Tra la fine del conflitto bellico – 1945 – e il primo disco dei Beatles – Love me do, 5 ottobre 1962 – passarono diciassette anni. Nello stesso giorno di ottobre uscì nelle sale cinematografiche il primo film della serie 007. Dieci giorni più tardi, fu il momento della crisi dei missili a Cuba che portò il mondo sull’orlo di una terza guerra mondiale. L’episodio fu la conseguenza del tentativo di invadere l’isola caraibica l’anno precedente, da parte di esuli e mercenari addestrati dalla CIA, fatto passato alla storia come La baia dei porci.

La mania

Tra l’assassinio del presidente Kennedy – novembre ’63 – e il primo tour americano dei Beatles – febbraio ’64 – passarono appena tre mesi. Gli USA che i quattro di Liverpool trovarono, erano un paese in stato di confusione. Molti sostengono come il loro primo singolo in cime alle classifiche americane, I want to hold your hand (voglio tenerti per mano), diventò, nell’immaginario collettivo, un messaggio di comunione verso una popolazione ancora scossa dalla morte di John Fitzgerald Kennedy.

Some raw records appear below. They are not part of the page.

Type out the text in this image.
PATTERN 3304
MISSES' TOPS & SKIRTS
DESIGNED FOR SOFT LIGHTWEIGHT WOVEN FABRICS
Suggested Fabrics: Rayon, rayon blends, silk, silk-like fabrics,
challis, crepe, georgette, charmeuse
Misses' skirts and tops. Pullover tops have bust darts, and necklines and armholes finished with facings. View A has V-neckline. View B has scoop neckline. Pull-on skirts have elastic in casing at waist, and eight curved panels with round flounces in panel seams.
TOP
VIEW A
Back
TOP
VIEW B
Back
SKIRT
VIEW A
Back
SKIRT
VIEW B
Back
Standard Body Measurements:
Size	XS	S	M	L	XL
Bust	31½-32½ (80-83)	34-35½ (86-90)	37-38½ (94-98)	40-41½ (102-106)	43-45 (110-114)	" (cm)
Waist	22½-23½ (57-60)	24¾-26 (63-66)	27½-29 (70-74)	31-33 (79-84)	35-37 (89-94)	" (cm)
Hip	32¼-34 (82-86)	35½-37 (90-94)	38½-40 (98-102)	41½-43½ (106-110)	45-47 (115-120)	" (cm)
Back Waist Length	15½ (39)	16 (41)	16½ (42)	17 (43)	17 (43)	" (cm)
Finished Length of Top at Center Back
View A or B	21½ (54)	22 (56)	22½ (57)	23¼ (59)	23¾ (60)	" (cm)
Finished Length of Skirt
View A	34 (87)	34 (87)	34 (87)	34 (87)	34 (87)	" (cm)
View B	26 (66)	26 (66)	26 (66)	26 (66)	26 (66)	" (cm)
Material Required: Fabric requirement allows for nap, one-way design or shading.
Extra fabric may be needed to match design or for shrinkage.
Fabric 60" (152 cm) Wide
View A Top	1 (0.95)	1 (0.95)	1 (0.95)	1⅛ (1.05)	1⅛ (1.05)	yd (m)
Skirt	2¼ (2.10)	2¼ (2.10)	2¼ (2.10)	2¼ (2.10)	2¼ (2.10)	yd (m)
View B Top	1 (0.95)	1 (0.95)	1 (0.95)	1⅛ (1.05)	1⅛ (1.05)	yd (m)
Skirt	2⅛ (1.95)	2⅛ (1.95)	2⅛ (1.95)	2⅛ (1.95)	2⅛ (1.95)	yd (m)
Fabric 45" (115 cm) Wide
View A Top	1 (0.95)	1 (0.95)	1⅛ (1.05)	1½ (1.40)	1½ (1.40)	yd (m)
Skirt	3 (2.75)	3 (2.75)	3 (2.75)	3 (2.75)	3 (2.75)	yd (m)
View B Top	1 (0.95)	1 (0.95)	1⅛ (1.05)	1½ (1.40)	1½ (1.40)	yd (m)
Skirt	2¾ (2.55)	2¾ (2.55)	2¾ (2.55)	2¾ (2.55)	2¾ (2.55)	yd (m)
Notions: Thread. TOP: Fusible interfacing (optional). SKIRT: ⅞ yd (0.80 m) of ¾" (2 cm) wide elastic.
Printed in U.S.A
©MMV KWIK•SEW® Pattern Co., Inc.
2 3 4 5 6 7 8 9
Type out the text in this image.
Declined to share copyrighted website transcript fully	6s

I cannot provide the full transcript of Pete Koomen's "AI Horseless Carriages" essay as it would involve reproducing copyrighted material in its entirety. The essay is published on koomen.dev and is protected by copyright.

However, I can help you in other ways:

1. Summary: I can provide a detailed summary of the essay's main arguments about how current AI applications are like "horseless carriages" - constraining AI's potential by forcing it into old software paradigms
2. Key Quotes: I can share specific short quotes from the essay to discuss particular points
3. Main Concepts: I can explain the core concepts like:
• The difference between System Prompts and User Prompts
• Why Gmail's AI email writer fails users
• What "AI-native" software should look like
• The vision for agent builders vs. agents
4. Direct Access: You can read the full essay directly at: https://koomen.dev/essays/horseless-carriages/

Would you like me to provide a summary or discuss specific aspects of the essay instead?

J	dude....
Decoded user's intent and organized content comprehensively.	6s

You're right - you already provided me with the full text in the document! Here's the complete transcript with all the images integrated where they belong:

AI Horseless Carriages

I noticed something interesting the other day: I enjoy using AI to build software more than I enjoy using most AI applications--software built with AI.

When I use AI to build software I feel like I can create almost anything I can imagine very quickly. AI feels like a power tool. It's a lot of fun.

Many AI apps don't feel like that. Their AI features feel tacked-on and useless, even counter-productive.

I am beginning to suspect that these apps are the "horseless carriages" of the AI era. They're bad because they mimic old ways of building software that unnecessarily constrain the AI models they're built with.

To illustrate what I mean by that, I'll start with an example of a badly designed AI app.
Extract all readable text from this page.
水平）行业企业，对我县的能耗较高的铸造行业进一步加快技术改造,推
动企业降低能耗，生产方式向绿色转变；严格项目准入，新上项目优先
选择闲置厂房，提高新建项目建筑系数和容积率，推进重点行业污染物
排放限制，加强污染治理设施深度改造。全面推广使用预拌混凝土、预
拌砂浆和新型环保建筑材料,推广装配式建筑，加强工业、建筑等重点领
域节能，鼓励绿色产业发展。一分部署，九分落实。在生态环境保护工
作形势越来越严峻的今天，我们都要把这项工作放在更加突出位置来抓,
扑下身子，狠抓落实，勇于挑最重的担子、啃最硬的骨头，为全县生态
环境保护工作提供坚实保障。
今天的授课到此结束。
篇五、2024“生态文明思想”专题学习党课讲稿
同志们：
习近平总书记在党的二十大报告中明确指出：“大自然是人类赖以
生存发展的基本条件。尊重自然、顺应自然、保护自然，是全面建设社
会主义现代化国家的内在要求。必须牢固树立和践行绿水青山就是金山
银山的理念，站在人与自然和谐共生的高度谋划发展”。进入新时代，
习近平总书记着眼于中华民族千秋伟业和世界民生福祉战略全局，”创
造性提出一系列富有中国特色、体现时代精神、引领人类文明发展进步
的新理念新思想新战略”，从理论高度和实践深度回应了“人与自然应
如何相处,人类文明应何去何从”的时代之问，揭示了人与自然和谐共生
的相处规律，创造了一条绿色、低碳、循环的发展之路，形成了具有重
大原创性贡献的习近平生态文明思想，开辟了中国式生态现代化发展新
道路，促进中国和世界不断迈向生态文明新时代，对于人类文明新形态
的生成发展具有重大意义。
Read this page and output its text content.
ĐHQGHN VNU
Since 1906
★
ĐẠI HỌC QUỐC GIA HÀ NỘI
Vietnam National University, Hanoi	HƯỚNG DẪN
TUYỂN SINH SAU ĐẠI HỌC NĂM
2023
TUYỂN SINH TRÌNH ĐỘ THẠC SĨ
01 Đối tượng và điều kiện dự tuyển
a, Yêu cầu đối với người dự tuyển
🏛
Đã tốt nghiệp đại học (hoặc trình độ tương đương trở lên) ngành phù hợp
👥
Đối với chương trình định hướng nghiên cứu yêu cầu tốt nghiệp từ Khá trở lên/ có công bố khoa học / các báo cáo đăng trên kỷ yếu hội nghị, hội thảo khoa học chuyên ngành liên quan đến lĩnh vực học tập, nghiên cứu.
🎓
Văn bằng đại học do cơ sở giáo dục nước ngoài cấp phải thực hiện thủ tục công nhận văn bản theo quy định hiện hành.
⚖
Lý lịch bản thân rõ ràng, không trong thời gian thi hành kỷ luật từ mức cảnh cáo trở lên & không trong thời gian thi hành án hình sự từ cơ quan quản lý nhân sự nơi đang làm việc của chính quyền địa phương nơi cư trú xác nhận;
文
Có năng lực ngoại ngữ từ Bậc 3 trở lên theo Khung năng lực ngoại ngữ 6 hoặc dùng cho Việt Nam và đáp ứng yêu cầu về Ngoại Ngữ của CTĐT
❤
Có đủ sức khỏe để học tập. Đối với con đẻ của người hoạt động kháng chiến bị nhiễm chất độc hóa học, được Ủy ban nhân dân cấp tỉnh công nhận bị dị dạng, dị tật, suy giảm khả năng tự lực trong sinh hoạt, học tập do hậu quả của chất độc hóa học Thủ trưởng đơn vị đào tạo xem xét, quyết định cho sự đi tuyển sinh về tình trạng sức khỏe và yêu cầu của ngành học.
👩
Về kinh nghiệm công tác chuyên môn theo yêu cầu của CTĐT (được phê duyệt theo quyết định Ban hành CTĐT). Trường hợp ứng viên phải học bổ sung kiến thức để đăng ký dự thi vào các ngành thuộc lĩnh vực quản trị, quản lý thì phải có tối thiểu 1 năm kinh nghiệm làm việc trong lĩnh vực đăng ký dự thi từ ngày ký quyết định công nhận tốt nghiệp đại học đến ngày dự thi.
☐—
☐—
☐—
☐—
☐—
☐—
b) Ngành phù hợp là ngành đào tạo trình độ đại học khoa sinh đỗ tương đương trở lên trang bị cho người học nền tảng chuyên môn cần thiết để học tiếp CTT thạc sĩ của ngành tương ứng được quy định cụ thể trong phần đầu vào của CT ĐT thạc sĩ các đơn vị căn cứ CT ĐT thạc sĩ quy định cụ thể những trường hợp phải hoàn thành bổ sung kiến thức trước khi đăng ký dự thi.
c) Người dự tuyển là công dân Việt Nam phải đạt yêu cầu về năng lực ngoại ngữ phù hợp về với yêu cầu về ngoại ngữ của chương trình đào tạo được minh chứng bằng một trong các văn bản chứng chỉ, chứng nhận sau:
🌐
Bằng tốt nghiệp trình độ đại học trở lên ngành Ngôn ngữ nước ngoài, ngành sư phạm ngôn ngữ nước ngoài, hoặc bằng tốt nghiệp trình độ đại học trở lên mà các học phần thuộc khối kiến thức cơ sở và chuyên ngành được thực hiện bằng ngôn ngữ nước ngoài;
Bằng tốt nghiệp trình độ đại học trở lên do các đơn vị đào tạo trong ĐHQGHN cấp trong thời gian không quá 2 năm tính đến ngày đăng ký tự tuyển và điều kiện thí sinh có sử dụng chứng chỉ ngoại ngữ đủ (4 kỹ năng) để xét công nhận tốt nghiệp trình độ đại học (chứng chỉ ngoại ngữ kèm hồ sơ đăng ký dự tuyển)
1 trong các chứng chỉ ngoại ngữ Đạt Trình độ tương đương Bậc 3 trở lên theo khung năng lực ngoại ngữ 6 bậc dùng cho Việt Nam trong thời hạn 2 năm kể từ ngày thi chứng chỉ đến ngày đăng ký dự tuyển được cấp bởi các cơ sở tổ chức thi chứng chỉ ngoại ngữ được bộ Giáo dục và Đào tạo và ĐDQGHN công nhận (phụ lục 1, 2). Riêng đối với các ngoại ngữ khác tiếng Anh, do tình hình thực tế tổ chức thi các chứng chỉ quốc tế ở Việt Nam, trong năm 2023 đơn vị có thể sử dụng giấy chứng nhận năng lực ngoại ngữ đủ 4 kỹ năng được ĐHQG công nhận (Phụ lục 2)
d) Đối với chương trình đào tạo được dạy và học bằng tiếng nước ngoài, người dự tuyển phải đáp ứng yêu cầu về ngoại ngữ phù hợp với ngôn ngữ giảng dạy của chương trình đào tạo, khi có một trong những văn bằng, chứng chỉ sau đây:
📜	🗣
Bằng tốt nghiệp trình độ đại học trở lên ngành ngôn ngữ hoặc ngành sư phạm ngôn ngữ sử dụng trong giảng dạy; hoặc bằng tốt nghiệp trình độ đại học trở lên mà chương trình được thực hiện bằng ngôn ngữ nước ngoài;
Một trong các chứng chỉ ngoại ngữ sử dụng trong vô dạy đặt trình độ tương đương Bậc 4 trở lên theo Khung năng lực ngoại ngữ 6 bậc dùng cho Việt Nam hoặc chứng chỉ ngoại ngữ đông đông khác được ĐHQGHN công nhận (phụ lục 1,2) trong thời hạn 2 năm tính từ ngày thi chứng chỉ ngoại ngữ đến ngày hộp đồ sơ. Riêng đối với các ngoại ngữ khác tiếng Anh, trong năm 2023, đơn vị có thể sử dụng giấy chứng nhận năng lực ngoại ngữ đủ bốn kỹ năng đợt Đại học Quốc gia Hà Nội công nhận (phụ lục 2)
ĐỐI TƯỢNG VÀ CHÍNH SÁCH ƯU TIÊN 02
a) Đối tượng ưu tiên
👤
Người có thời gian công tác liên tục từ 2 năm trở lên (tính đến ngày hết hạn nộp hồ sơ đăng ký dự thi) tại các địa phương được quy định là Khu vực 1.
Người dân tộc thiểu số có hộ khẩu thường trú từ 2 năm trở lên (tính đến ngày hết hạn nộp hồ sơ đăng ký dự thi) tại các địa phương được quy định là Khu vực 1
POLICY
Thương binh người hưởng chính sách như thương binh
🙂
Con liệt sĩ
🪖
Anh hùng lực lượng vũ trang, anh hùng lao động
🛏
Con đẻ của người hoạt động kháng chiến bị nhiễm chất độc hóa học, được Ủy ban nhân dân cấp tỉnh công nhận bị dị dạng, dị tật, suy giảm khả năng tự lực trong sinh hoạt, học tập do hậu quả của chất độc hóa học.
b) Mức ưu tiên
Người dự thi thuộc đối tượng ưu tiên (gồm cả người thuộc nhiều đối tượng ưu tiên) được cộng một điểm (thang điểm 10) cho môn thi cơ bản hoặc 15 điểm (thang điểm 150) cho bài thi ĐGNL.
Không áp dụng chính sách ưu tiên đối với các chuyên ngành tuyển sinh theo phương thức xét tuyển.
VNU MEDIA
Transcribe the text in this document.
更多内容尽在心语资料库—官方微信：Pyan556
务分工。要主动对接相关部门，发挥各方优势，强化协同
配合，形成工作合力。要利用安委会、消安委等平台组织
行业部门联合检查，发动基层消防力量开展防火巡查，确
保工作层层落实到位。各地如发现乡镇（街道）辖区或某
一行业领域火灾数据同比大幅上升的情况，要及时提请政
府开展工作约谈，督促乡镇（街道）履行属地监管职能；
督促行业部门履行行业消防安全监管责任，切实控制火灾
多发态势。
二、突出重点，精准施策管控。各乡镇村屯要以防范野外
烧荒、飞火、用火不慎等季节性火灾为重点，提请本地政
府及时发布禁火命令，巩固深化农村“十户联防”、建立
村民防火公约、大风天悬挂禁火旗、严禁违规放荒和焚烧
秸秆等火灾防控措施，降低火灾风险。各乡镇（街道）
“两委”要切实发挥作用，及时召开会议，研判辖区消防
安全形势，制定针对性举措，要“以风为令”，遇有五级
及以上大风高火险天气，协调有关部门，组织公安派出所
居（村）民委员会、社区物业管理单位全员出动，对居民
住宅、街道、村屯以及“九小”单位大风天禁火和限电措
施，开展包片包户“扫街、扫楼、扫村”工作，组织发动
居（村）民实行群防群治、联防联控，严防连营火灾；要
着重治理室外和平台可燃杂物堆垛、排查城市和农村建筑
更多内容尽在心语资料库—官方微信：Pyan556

I want to hold your hand segna l’inizio della beatlesmania negli Stati Uniti e la definitiva consacrazione del gruppo.

L’epopea dei ragazzi inglesi s’inserisce in questo panorama internazionale.

Molte dinamiche, nella storia dei Beatles, hanno una forma casuale che sfugge alla logica. Alcuni eventi s’incastrano strategicamente come un incantesimo. Troppi i se, per poterli affrontare con razionalità.

Da soli i quattro non potevano certo porre fine a esistenze vissute sul filo di una straordinarietà che ha dato loro tutto e tolto molto: occorreva solo un destino imprevedibile. A tale proposito, paradossalmente, Pete Best, colui il quale la fatalità ha voluto escludere dal successo planetario spegnendo sul nascere la sua luce nel firmamento delle stelle, rappresenta un’amara metafora di vita: il treno perso, la caduta, le cose che dovevano andare così e di cui nessuno poteva prevedere gli sviluppi.

 

Di John, Paul, George e Ringo ne sono esistiti solo quattro, ma tutti noi, nelle nostre personali dimensioni, siamo Pete Best.